Fiz um levantamento e descobri que 98% dos heróis da Marvel e da DC passam, na origem, por uma situação de adversidade e risco. Eles têm de se tornar resilientes antes de se tornar super-heróis. A primeira grande aventura deles é superar esses dilemas e demônios internos.
A partir dessa constatação, Gelson idealizou uma intervenção em escolas da periferia, para testar o poder que os quadrinhos poderiam ter para ajudar jovens a superar os problemas. O projeto piloto ocorreu em 2016, em duas escolas públicas de Novo Hamburgo: Santo Afonso e Arnaldo Grin.
Foram apenas três encontros com alunos da Educação de Jovens e Adultos (EJA). No primeiro deles, Gelson levou à turma várias histórias de superação dos heróis. As narrativas abordavam situações comuns ao universo adolescente, como o preconceito e o bullying. No caso da Mulher-Gato, o tema era o da exploração sexual. Antes de virar heroína, ela havia sido uma prostituta, explorada por um cafetão. Gelson pediu que, inspirados nos quadrinhos, os alunos trouxessem na aula seguinte um texto relatando suas próprias adversidades.
Movida pela história da Mulher-Gato, uma adolescente de 17 anos redigiu um relato assustador, que incluía um pai que espancava a mãe e abusos sexuais sofridos desde os oito anos de idade, praticados por um vizinho.
— O trabalho despertou nela a consciência de que aquilo não era natural — conta Gelson.
A adolescente fez uma denúncia, auxiliada pela assistente social e a psicóloga que acompanhavam o projeto. Em 2017, com Gelson como testemunha, o abusador foi julgado e condenado à prisão.
Outras histórias semelhantes apareceram na turma, e o professor tentou apresentar a cada jovem um super-herói com o qual ele podia se identificar para superar suas agruras. Os relatos feitos pelos alunos foram publicados (sem a identificação deles) e quatro das histórias viraram uma revista em quadrinhos, com roteiro de Gelson e desenhos de Jader Corrêa. Quando o professor entregou um exemplar à menina que era abusada, ela desabou no choro ao ver sua história retratada em desenhos. Gelson temeu ter dado um tiro no pé, mas logo viu que estava enganado.
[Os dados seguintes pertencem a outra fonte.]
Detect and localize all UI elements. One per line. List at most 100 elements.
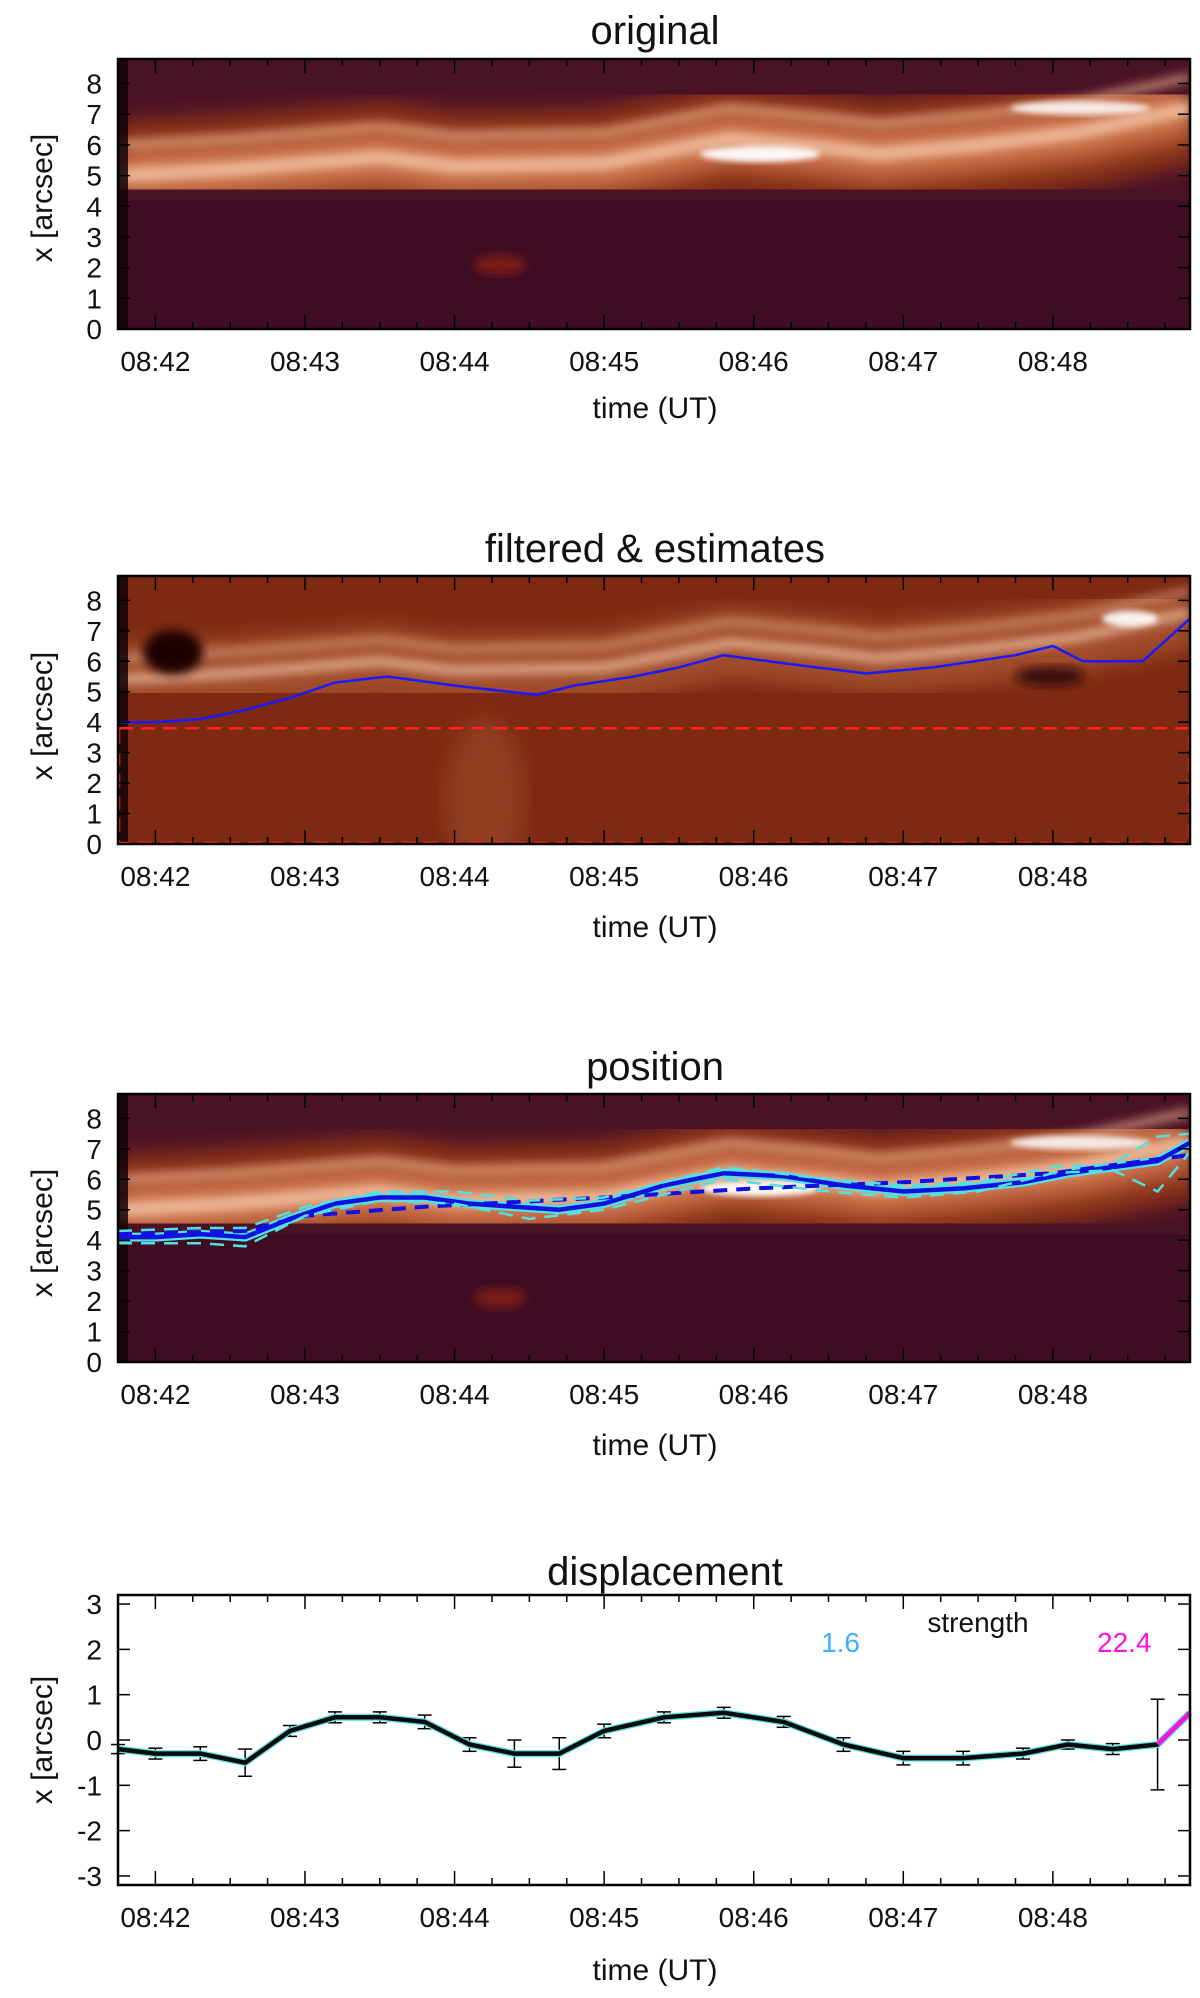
y-tick-label: 5 xyxy=(86,1195,102,1226)
panel-title: displacement xyxy=(547,1550,783,1594)
plot-frame xyxy=(116,1092,1192,1364)
x-tick-label: 08:47 xyxy=(868,1379,938,1410)
heatmap-original: 08:42 08:43 08:44 08:45 08:46 08:47 08:48 01234… xyxy=(86,57,1192,377)
x-tick-label: 08:48 xyxy=(1018,1379,1088,1410)
x-tick-label: 08:43 xyxy=(270,1902,340,1933)
panel-position: position 08:42 08:43 08:44 08:45 08:46 08:47 0… xyxy=(26,1045,1193,1462)
x-tick-label: 08:42 xyxy=(120,1902,190,1933)
displacement-line xyxy=(117,1710,1192,1766)
y-tick-label: 6 xyxy=(86,1164,102,1195)
x-tick-label: 08:46 xyxy=(719,1379,789,1410)
x-tick-label: 08:42 xyxy=(120,861,190,892)
x-tick-label: 08:43 xyxy=(270,346,340,377)
x-tick-label: 08:43 xyxy=(270,1379,340,1410)
axes: 08:42 08:43 08:44 08:45 08:46 08:47 08:48 01234… xyxy=(86,574,1192,892)
y-tick-label: 6 xyxy=(86,646,102,677)
panel-displacement: displacement 08:42 08:43 08:44 08:45 08:46 08… xyxy=(26,1550,1193,1987)
plot-frame xyxy=(116,574,1192,846)
x-tick-label: 08:42 xyxy=(120,346,190,377)
x-tick-label: 08:48 xyxy=(1018,1902,1088,1933)
y-tick-label: -1 xyxy=(77,1770,102,1801)
y-tick-label: 6 xyxy=(86,130,102,161)
y-tick-label: 2 xyxy=(86,253,102,284)
legend-min: 1.6 xyxy=(821,1627,860,1658)
axes: 08:42 08:43 08:44 08:45 08:46 08:47 08:48 01234… xyxy=(86,57,1192,377)
axes: 08:42 08:43 08:44 08:45 08:46 08:47 08:48 3 2 1 0 -… xyxy=(77,1589,1192,1933)
plot-displacement: 08:42 08:43 08:44 08:45 08:46 08:47 08:48 3 2 1 0 -… xyxy=(77,1589,1193,1933)
x-tick-label: 08:45 xyxy=(569,861,639,892)
x-axis-label: time (UT) xyxy=(593,911,718,944)
y-tick-label: 0 xyxy=(86,314,102,345)
y-tick-label: 1 xyxy=(86,283,102,314)
x-tick-label: 08:48 xyxy=(1018,346,1088,377)
y-axis-label: x [arcsec] xyxy=(26,1676,59,1804)
panel-filtered-estimates: filtered & estimates 08:42 08:43 08:44 08:4… xyxy=(26,527,1192,944)
heatmap-position: 08:42 08:43 08:44 08:45 08:46 08:47 08:48 01234… xyxy=(86,1092,1193,1410)
y-tick-label: 7 xyxy=(86,99,102,130)
y-tick-label: 1 xyxy=(86,1317,102,1348)
x-tick-label: 08:44 xyxy=(420,346,490,377)
x-tick-label: 08:45 xyxy=(569,1379,639,1410)
y-tick-label: 2 xyxy=(86,768,102,799)
y-tick-label: -3 xyxy=(77,1861,102,1892)
displacement-line-end xyxy=(1156,1711,1192,1747)
panel-title: filtered & estimates xyxy=(485,527,825,571)
y-tick-label: 0 xyxy=(86,1347,102,1378)
y-tick-label: 2 xyxy=(86,1286,102,1317)
x-tick-label: 08:46 xyxy=(719,1902,789,1933)
y-axis-label: x [arcsec] xyxy=(26,1169,59,1297)
heatmap-filtered: 08:42 08:43 08:44 08:45 08:46 08:47 08:48 01234… xyxy=(86,574,1192,892)
envelope-lower-line xyxy=(118,1151,1191,1248)
y-tick-label: 3 xyxy=(86,1589,102,1620)
y-tick-label: 8 xyxy=(86,69,102,100)
y-axis-label: x [arcsec] xyxy=(26,134,59,262)
y-tick-label: 2 xyxy=(86,1634,102,1665)
y-tick-label: 5 xyxy=(86,161,102,192)
strength-legend: strength 1.6 22.4 xyxy=(821,1607,1151,1658)
y-tick-label: 4 xyxy=(86,191,102,222)
x-tick-label: 08:44 xyxy=(420,1902,490,1933)
y-tick-label: 3 xyxy=(86,222,102,253)
legend-max: 22.4 xyxy=(1097,1627,1152,1658)
position-line xyxy=(118,1140,1192,1240)
x-tick-label: 08:44 xyxy=(420,861,490,892)
y-tick-label: 5 xyxy=(86,677,102,708)
panel-title: position xyxy=(586,1045,724,1089)
y-tick-label: 0 xyxy=(86,829,102,860)
y-tick-label: 1 xyxy=(86,799,102,830)
envelope-upper-line xyxy=(117,1132,1191,1233)
y-tick-label: 0 xyxy=(86,1725,102,1756)
y-tick-label: 4 xyxy=(86,707,102,738)
x-tick-label: 08:45 xyxy=(569,346,639,377)
x-axis-label: time (UT) xyxy=(593,1954,718,1987)
x-tick-label: 08:46 xyxy=(719,861,789,892)
x-axis-label: time (UT) xyxy=(593,392,718,425)
y-tick-label: 3 xyxy=(86,1256,102,1287)
y-tick-label: 8 xyxy=(86,1103,102,1134)
panel-title: original xyxy=(591,9,720,53)
y-tick-label: 8 xyxy=(86,585,102,616)
x-tick-label: 08:44 xyxy=(420,1379,490,1410)
x-tick-label: 08:43 xyxy=(270,861,340,892)
legend-label: strength xyxy=(927,1607,1028,1638)
y-tick-label: 3 xyxy=(86,738,102,769)
panel-original: original 08:42 08:43 08:44 08:45 08:46 08:47 0… xyxy=(26,9,1192,425)
x-tick-label: 08:46 xyxy=(719,346,789,377)
y-axis-label: x [arcsec] xyxy=(26,652,59,780)
x-tick-label: 08:45 xyxy=(569,1902,639,1933)
x-tick-label: 08:42 xyxy=(120,1379,190,1410)
axes: 08:42 08:43 08:44 08:45 08:46 08:47 08:48 01234… xyxy=(86,1092,1192,1410)
y-tick-label: 7 xyxy=(86,616,102,647)
plot-frame xyxy=(116,57,1192,331)
x-tick-label: 08:47 xyxy=(868,1902,938,1933)
estimate-line xyxy=(118,617,1191,724)
x-tick-label: 08:47 xyxy=(868,861,938,892)
y-tick-label: 1 xyxy=(86,1680,102,1711)
x-axis-label: time (UT) xyxy=(593,1429,718,1462)
y-tick-label: 4 xyxy=(86,1225,102,1256)
y-tick-label: -2 xyxy=(77,1816,102,1847)
y-tick-label: 7 xyxy=(86,1134,102,1165)
x-tick-label: 08:47 xyxy=(868,346,938,377)
x-tick-label: 08:48 xyxy=(1018,861,1088,892)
— Ela me abraçou e agradeceu por ter transformado a tragédia dela em arte. A gente avalia aquilo como uma catarse, uma liberação de tudo que ela vinha aguentando por sete ou oito anos. Para algumas pessoas, ela distribuía a revista e dizia que era a história dela. Hoje, está com 19 anos e faz um trabalho em escolas, identificando crianças que dão sinais de também sofrer abusos. Ela quer ser uma heroína — explica.
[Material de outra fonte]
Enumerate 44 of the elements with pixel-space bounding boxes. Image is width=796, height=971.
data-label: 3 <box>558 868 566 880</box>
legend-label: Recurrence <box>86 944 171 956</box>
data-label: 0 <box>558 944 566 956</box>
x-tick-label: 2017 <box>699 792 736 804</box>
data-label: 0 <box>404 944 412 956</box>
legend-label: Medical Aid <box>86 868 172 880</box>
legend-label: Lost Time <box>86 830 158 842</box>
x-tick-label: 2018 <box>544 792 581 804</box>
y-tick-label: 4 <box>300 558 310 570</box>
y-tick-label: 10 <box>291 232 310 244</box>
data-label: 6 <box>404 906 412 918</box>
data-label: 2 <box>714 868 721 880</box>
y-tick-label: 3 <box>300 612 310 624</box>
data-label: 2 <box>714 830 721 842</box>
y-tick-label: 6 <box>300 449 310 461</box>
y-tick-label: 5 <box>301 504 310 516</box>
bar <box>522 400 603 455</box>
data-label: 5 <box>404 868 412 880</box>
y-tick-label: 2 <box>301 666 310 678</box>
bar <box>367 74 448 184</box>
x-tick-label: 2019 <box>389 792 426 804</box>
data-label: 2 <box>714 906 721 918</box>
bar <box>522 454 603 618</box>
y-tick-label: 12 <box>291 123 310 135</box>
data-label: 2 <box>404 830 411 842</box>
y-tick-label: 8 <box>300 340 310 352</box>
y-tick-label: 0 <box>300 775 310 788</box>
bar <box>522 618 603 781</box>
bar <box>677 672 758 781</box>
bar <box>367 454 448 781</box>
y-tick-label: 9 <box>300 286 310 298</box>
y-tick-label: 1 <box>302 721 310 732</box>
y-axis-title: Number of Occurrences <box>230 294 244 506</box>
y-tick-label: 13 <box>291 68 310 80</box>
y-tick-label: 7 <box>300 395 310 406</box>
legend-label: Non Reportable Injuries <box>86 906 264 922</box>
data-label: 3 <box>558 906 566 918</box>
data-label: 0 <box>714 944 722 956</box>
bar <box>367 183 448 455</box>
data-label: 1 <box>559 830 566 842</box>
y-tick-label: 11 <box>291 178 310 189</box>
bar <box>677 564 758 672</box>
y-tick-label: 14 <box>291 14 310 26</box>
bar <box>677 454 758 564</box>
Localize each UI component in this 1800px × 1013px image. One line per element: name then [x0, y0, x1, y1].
Depois do projeto piloto, Gelson levou o método para a Escola Municipal João Paulo I, de Canoas, desta vez fazendo um trabalho de oito encontros, no qual os estudantes criavam as próprias histórias em quadrinhos. Havia uma vítima e um praticante de bullying na turma, e os dois produziram uma narrativa juntos.
— A ideia era que eles pudessem ser os seus heróis. Na minha tese de doutorado, mostro que os super-heróis podem ser exemplos para a superação, com um impacto positivo na vida dos adolescentes. É de suma importância fazer essa intervenção nos ambientes escolares, porque as adversidades sociais impactam no desenvolvimento cognitivo e fazem os alunos abandonarem os estudos — conta o professor.
Método já é aplicado fora do Estado
Atualmente, Gelson dedica-se a um pós-doutorado na Universidade La Salle, um trabalho que inclui formar outros professores para espalhar seu método. Já há seis escolas, duas delas fora do Estado, aplicando a ideia. Nos próximos dias, o filósofo começa a fazer a formação de mais 60 professores, de 24 colégios diferentes. Há outros 50 profissionais na lista de espera.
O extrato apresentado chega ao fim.